I reckon all of us – mothers and fathers – need to stop beating ourselves up when we don’t fit into the ‘ideal’ of spending all day, every day, with our young children. This ‘ideal’ is no longer supported by research, which recognises that multiple attachment is key to children’s development.

Our culture is shaped by the myth of a single, supreme attachment between mother and child, as described by John Bowlby in the 1950s  – since challenged by, amongst others, Sir Michael Rutter, whom you can see talking about multiple attachment here.

We struggle to shake off the mother-and-child-at-home model, but it’s important to do so. Why? Because we know so much more now about why dads matter to children, and what positively involved fatherhood looks like. And because understanding the significance of multiple attachment should lead both mothers AND fathers to think long and hard (separately and together) about how they BOTH divide their time between earning and caring.
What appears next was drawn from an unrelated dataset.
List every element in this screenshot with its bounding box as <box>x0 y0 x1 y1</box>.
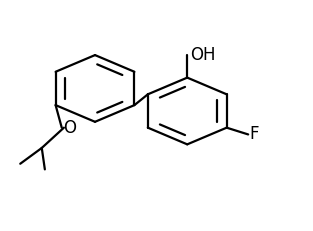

Whether you’re a mum or a dad, it’s vital to understand that being out at work is not necessarily about letting your children down. Earning is a key part of being a parent, and evidence suggests that many children do best, in any case, when cared for by more than two adults. So whichever of you stayed at home full-time to focus exclusively on the child may well, in fact, be limiting your child’s, as well as your own, access to positive outside influences (not to mention failing to ‘do your bit’ to bring home the bacon).

What we should take from all this, if nothing else, is that we must stop laying all the responsibility (and associated guilt) for parenting at mothers’ door – and while we’re at it, likewise for dads and breadwinning. Happy International Women’s Day!